Ganz ruhig, lesen, es steht ja auch da bei Gigabyte, normal nicht aber er Checkt das nach. Nicht gleich überreagieren.


----------



## Roboterblut (21. Oktober 2016)

*AW: Hersteller führen Firmware-Updates für GeForce GTX 1070 wegen Speicherfehlern!*

Hallo,

ich habe auch eine Gigabyte G1 Gaming und Gelegentlich Artefakte im Desktop Betrieb! im 3D Betrieb ist alles gut, nur 2D habe ich manchmal Probleme. Hoffentlich kommt da bald was von Gigabyte! Ob ich Micron oder Samsung Speicher habe werde ich heute Abend mal checken wenn ich wieder zuhause bin.


----------



## KonterSchock (21. Oktober 2016)

*AW: Hersteller führen Firmware-Updates für GeForce GTX 1070 wegen Speicherfehlern!*

Hab micron und bisher keine Schmerzen.


----------



## Pinhead (22. Oktober 2016)

*AW: Hersteller führen Firmware-Updates für GeForce GTX 1070 wegen Speicherfehlern!*

Hallo.

Die Headline ist irreführend.Sie sagt aus,das alle Nvidiakarten Probleme haben.
Gruss


----------



## Hurets (22. Oktober 2016)

*AW: Hersteller führen Firmware-Updates für GeForce GTX 1070 wegen Speicherfehlern!*

Danke schön für die Info und den Link.


----------



## memphis@Mg (24. Oktober 2016)

*AW: Hersteller führen Firmware-Updates für GeForce GTX 1070 wegen Speicherfehlern!*

Hab leider auch microns unter einer pailt jetstream aber die machen 400 MHz mehr ohne Probleme zu machen.

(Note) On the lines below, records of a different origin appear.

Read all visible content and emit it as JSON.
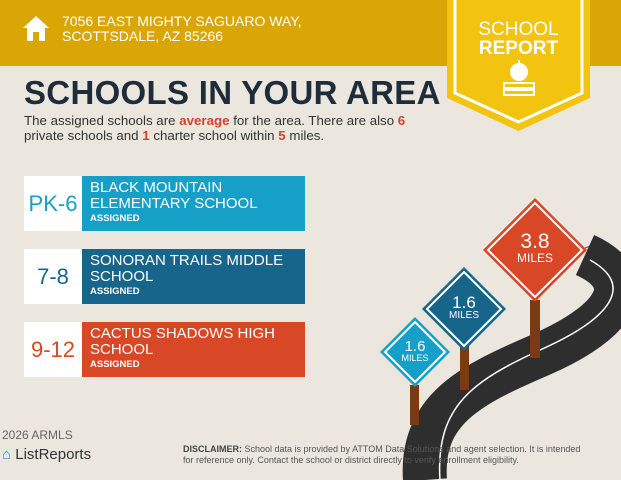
{
  "header": {
    "address": "7056 EAST MIGHTY SAGUARO WAY, SCOTTSDALE, AZ 85266",
    "icon": "home-icon"
  },
  "badge": {
    "line1": "SCHOOL",
    "line2": "REPORT",
    "icon": "apple-books-icon"
  },
  "title": "SCHOOLS IN YOUR AREA",
  "summary": {
    "p1": "The assigned schools are ",
    "rating": "average",
    "p2": " for the area. There are also ",
    "private_count": "6",
    "p3": " private schools and ",
    "charter_count": "1",
    "p4": " charter school within ",
    "miles": "5",
    "p5": " miles."
  },
  "schools": [
    {
      "grade": "PK-6",
      "name": "BLACK MOUNTAIN ELEMENTARY SCHOOL",
      "status": "ASSIGNED",
      "color": "#16a0c8",
      "distance": "1.6",
      "unit": "MILES"
    },
    {
      "grade": "7-8",
      "name": "SONORAN TRAILS MIDDLE SCHOOL",
      "status": "ASSIGNED",
      "color": "#17658a",
      "distance": "1.6",
      "unit": "MILES"
    },
    {
      "grade": "9-12",
      "name": "CACTUS SHADOWS HIGH SCHOOL",
      "status": "ASSIGNED",
      "color": "#d84726",
      "distance": "3.8",
      "unit": "MILES"
    }
  ],
  "footer": {
    "logo": "ListReports",
    "watermark": "2026 ARMLS",
    "disclaimer_label": "DISCLAIMER:",
    "disclaimer": " School data is provided by ATTOM Data Solutions and agent selection. It is intended for reference only. Contact the school or district directly to verify enrollment eligibility."
  }
}
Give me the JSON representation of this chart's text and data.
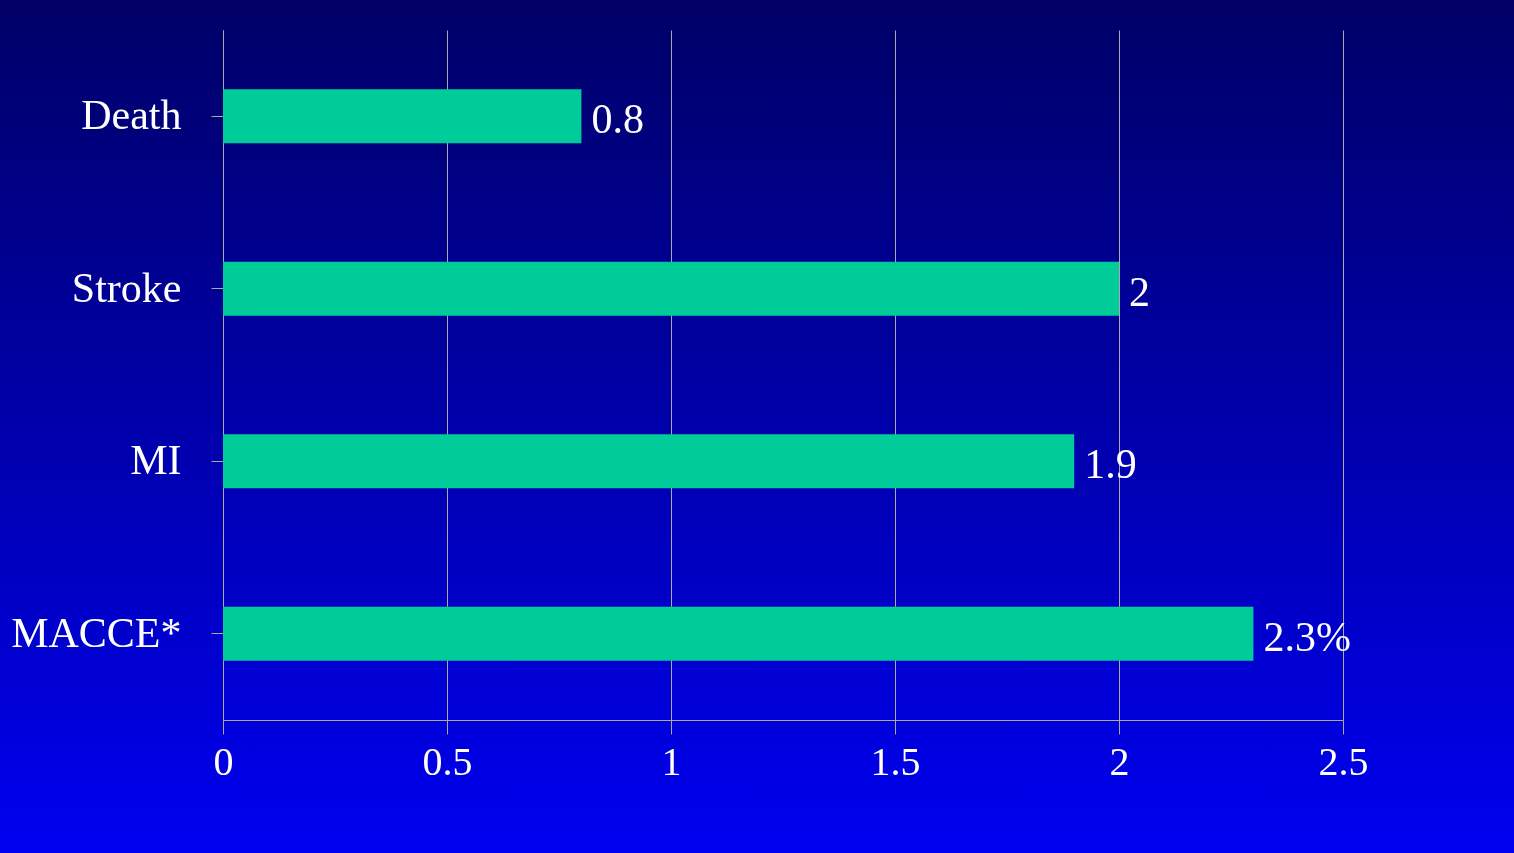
{
  "chart_data": {
    "type": "bar",
    "orientation": "horizontal",
    "categories": [
      "Death",
      "Stroke",
      "MI",
      "MACCE*"
    ],
    "values": [
      0.8,
      2,
      1.9,
      2.3
    ],
    "value_labels": [
      "0.8",
      "2",
      "1.9",
      "2.3%"
    ],
    "color": "#00cc99",
    "xlim": [
      0,
      2.5
    ],
    "xticks": [
      0,
      0.5,
      1,
      1.5,
      2,
      2.5
    ],
    "grid": true
  }
}
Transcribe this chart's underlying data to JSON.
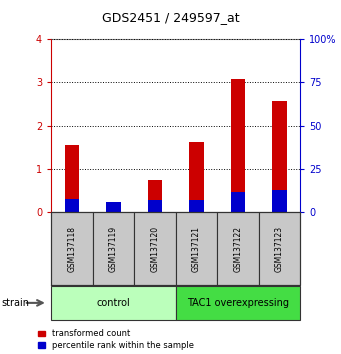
{
  "title": "GDS2451 / 249597_at",
  "samples": [
    "GSM137118",
    "GSM137119",
    "GSM137120",
    "GSM137121",
    "GSM137122",
    "GSM137123"
  ],
  "transformed_counts": [
    1.55,
    0.08,
    0.75,
    1.62,
    3.08,
    2.58
  ],
  "percentile_ranks": [
    8,
    6,
    7,
    7,
    12,
    13
  ],
  "groups": [
    {
      "label": "control",
      "samples": [
        0,
        1,
        2
      ],
      "color": "#bbffbb"
    },
    {
      "label": "TAC1 overexpressing",
      "samples": [
        3,
        4,
        5
      ],
      "color": "#44dd44"
    }
  ],
  "ylim_left": [
    0,
    4
  ],
  "ylim_right": [
    0,
    100
  ],
  "yticks_left": [
    0,
    1,
    2,
    3,
    4
  ],
  "yticks_right": [
    0,
    25,
    50,
    75,
    100
  ],
  "bar_color_red": "#cc0000",
  "bar_color_blue": "#0000cc",
  "bar_width": 0.35,
  "bg_color": "#ffffff",
  "title_fontsize": 9,
  "tick_label_color_left": "#cc0000",
  "tick_label_color_right": "#0000cc",
  "sample_box_color": "#c8c8c8",
  "strain_label": "strain",
  "legend_red": "transformed count",
  "legend_blue": "percentile rank within the sample"
}
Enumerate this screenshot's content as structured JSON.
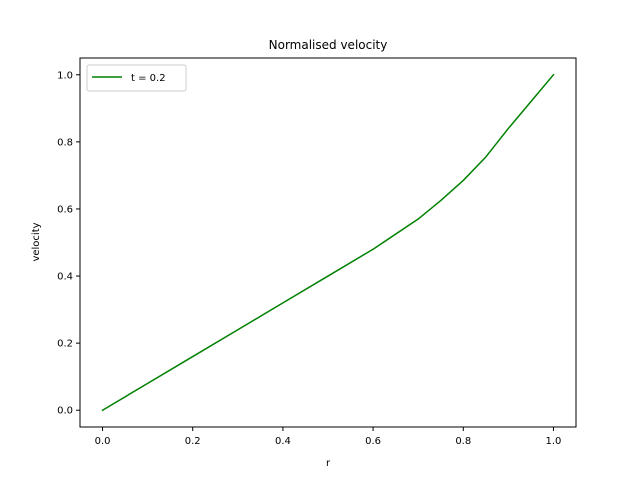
{
  "chart_data": {
    "type": "line",
    "title": "Normalised velocity",
    "xlabel": "r",
    "ylabel": "velocity",
    "xlim": [
      -0.05,
      1.05
    ],
    "ylim": [
      -0.05,
      1.05
    ],
    "xticks": [
      0.0,
      0.2,
      0.4,
      0.6,
      0.8,
      1.0
    ],
    "xtick_labels": [
      "0.0",
      "0.2",
      "0.4",
      "0.6",
      "0.8",
      "1.0"
    ],
    "yticks": [
      0.0,
      0.2,
      0.4,
      0.6,
      0.8,
      1.0
    ],
    "ytick_labels": [
      "0.0",
      "0.2",
      "0.4",
      "0.6",
      "0.8",
      "1.0"
    ],
    "grid": false,
    "legend_position": "top-left",
    "series": [
      {
        "name": "t = 0.2",
        "color": "#008000",
        "x": [
          0.0,
          0.1,
          0.2,
          0.3,
          0.4,
          0.5,
          0.6,
          0.7,
          0.75,
          0.8,
          0.85,
          0.9,
          0.95,
          1.0
        ],
        "y": [
          0.0,
          0.08,
          0.16,
          0.24,
          0.32,
          0.4,
          0.48,
          0.57,
          0.625,
          0.685,
          0.755,
          0.84,
          0.92,
          1.0
        ]
      }
    ]
  }
}
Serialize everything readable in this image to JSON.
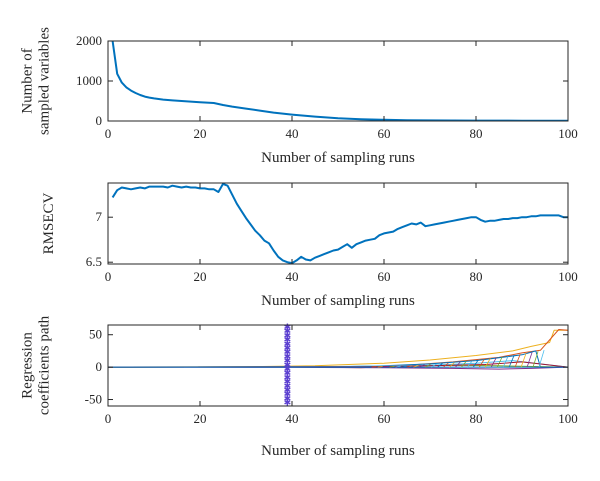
{
  "chart_data": [
    {
      "type": "line",
      "xlabel": "Number of sampling runs",
      "ylabel": [
        "Number of",
        "sampled variables"
      ],
      "xlim": [
        0,
        100
      ],
      "ylim": [
        0,
        2000
      ],
      "xticks": [
        "0",
        "20",
        "40",
        "60",
        "80",
        "100"
      ],
      "yticks": [
        "0",
        "1000",
        "2000"
      ],
      "grid": false,
      "series": [
        {
          "color": "#0072BD",
          "x": [
            1,
            2,
            3,
            4,
            5,
            6,
            7,
            8,
            9,
            10,
            12,
            14,
            16,
            18,
            20,
            22,
            23,
            25,
            27,
            30,
            33,
            36,
            40,
            45,
            50,
            55,
            60,
            65,
            70,
            75,
            80,
            85,
            90,
            95,
            100
          ],
          "y": [
            2000,
            1180,
            960,
            840,
            760,
            700,
            650,
            610,
            585,
            565,
            535,
            515,
            500,
            485,
            470,
            455,
            450,
            400,
            360,
            310,
            260,
            210,
            160,
            110,
            70,
            45,
            30,
            20,
            15,
            12,
            10,
            9,
            8,
            7,
            6
          ]
        }
      ]
    },
    {
      "type": "line",
      "xlabel": "Number of sampling runs",
      "ylabel": [
        "RMSECV"
      ],
      "xlim": [
        0,
        100
      ],
      "ylim": [
        6.48,
        7.38
      ],
      "xticks": [
        "0",
        "20",
        "40",
        "60",
        "80",
        "100"
      ],
      "yticks": [
        "6.5",
        "7"
      ],
      "grid": false,
      "series": [
        {
          "color": "#0072BD",
          "x": [
            1,
            2,
            3,
            4,
            5,
            6,
            7,
            8,
            9,
            10,
            11,
            12,
            13,
            14,
            15,
            16,
            17,
            18,
            19,
            20,
            21,
            22,
            23,
            24,
            25,
            26,
            27,
            28,
            29,
            30,
            31,
            32,
            33,
            34,
            35,
            36,
            37,
            38,
            39,
            40,
            41,
            42,
            43,
            44,
            45,
            46,
            47,
            48,
            49,
            50,
            51,
            52,
            53,
            54,
            55,
            56,
            57,
            58,
            59,
            60,
            61,
            62,
            63,
            64,
            65,
            66,
            67,
            68,
            69,
            70,
            71,
            72,
            73,
            74,
            75,
            76,
            77,
            78,
            79,
            80,
            81,
            82,
            83,
            84,
            85,
            86,
            87,
            88,
            89,
            90,
            91,
            92,
            93,
            94,
            95,
            96,
            97,
            98,
            99,
            100
          ],
          "y": [
            7.22,
            7.3,
            7.33,
            7.32,
            7.31,
            7.32,
            7.33,
            7.32,
            7.34,
            7.34,
            7.34,
            7.34,
            7.33,
            7.35,
            7.34,
            7.33,
            7.34,
            7.33,
            7.33,
            7.32,
            7.32,
            7.31,
            7.31,
            7.28,
            7.37,
            7.35,
            7.25,
            7.15,
            7.07,
            6.99,
            6.92,
            6.85,
            6.8,
            6.74,
            6.71,
            6.63,
            6.56,
            6.52,
            6.5,
            6.49,
            6.52,
            6.56,
            6.53,
            6.52,
            6.55,
            6.57,
            6.59,
            6.61,
            6.63,
            6.64,
            6.67,
            6.7,
            6.66,
            6.7,
            6.72,
            6.74,
            6.75,
            6.76,
            6.8,
            6.82,
            6.83,
            6.84,
            6.87,
            6.89,
            6.91,
            6.93,
            6.92,
            6.94,
            6.9,
            6.91,
            6.92,
            6.93,
            6.94,
            6.95,
            6.96,
            6.97,
            6.98,
            6.99,
            7.0,
            7.0,
            6.97,
            6.95,
            6.96,
            6.96,
            6.97,
            6.98,
            6.98,
            6.99,
            6.99,
            7.0,
            7.0,
            7.01,
            7.01,
            7.02,
            7.02,
            7.02,
            7.02,
            7.02,
            7.0,
            7.0
          ]
        }
      ]
    },
    {
      "type": "line",
      "xlabel": "Number of sampling runs",
      "ylabel": [
        "Regression",
        "coefficients path"
      ],
      "xlim": [
        0,
        100
      ],
      "ylim": [
        -60,
        65
      ],
      "xticks": [
        "0",
        "20",
        "40",
        "60",
        "80",
        "100"
      ],
      "yticks": [
        "-50",
        "0",
        "50"
      ],
      "grid": false,
      "marker_x": 39,
      "marker_color": "#5B3FD0",
      "series": [
        {
          "color": "#EDB120",
          "x": [
            0,
            30,
            45,
            60,
            70,
            80,
            88,
            92,
            96,
            97,
            100
          ],
          "y": [
            0,
            0.5,
            2,
            6,
            11,
            18,
            25,
            32,
            38,
            57,
            57
          ]
        },
        {
          "color": "#D95319",
          "x": [
            0,
            40,
            55,
            65,
            75,
            85,
            90,
            94,
            98,
            100
          ],
          "y": [
            0,
            0.5,
            -1,
            3,
            8,
            15,
            22,
            26,
            58,
            57
          ]
        },
        {
          "color": "#0072BD",
          "x": [
            0,
            50,
            60,
            70,
            80,
            90,
            93,
            94,
            100
          ],
          "y": [
            0,
            0.5,
            2,
            5,
            10,
            19,
            25,
            0,
            0
          ]
        },
        {
          "color": "#77AC30",
          "x": [
            0,
            45,
            55,
            65,
            75,
            85,
            100
          ],
          "y": [
            0,
            0.5,
            1,
            2,
            3,
            2,
            0
          ]
        },
        {
          "color": "#7E2F8E",
          "x": [
            0,
            40,
            60,
            75,
            85,
            92,
            100
          ],
          "y": [
            0,
            -0.5,
            -1,
            -2,
            -3,
            -2,
            0
          ]
        },
        {
          "color": "#4DBEEE",
          "x": [
            0,
            50,
            70,
            80,
            88,
            100
          ],
          "y": [
            0,
            1,
            3,
            6,
            10,
            0
          ]
        },
        {
          "color": "#A2142F",
          "x": [
            0,
            55,
            70,
            82,
            90,
            100
          ],
          "y": [
            0,
            0.5,
            2,
            4,
            8,
            0
          ]
        },
        {
          "color": "#0072BD",
          "x": [
            0,
            100
          ],
          "y": [
            0,
            0
          ]
        }
      ]
    }
  ]
}
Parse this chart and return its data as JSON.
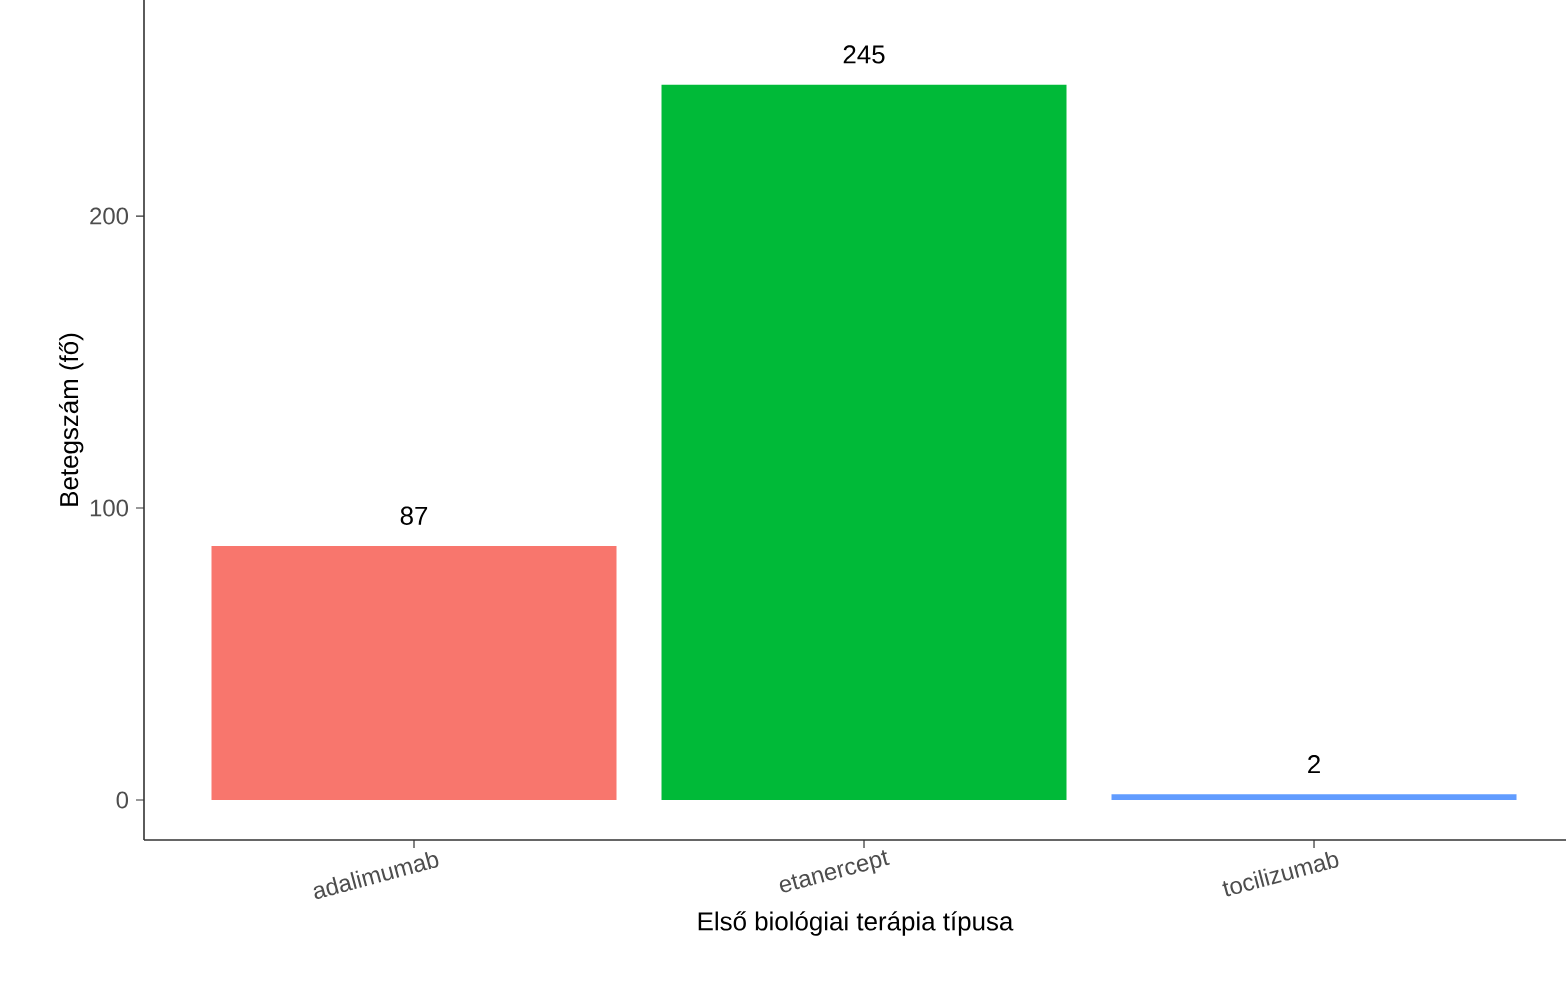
{
  "chart_data": {
    "type": "bar",
    "xlabel": "Első biológiai terápia típusa",
    "ylabel": "Betegszám (fő)",
    "categories": [
      "adalimumab",
      "etanercept",
      "tocilizumab"
    ],
    "values": [
      87,
      245,
      2
    ],
    "colors": [
      "#f8766d",
      "#00ba38",
      "#619cff"
    ],
    "ylim": [
      -13.7,
      274
    ],
    "yticks": [
      0,
      100,
      200
    ],
    "data_labels": true,
    "grid": false
  }
}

Auch palit hatte kurzeitig BIOS zum dl verfügbar ist aber wohl auch wieder runtergekommen wurden


----------



## orca113 (24. Oktober 2016)

*AW: Hersteller führen Firmware-Updates für GeForce GTX 1070 wegen Speicherfehlern!*

Also ich besitze eine Gainward GTX1070 Phoenix GS. In deinem Startposting verlinkst du Gainward. Dort soll ich an ein neues Bios kommen. Entweder bin ich mal wieder zu dumm oder da gibt's gar keine Bios Updates. Auf der gesamten Gainward Seite wird für diese Karte kein Bios angeboten. Vielleicht war da mal was.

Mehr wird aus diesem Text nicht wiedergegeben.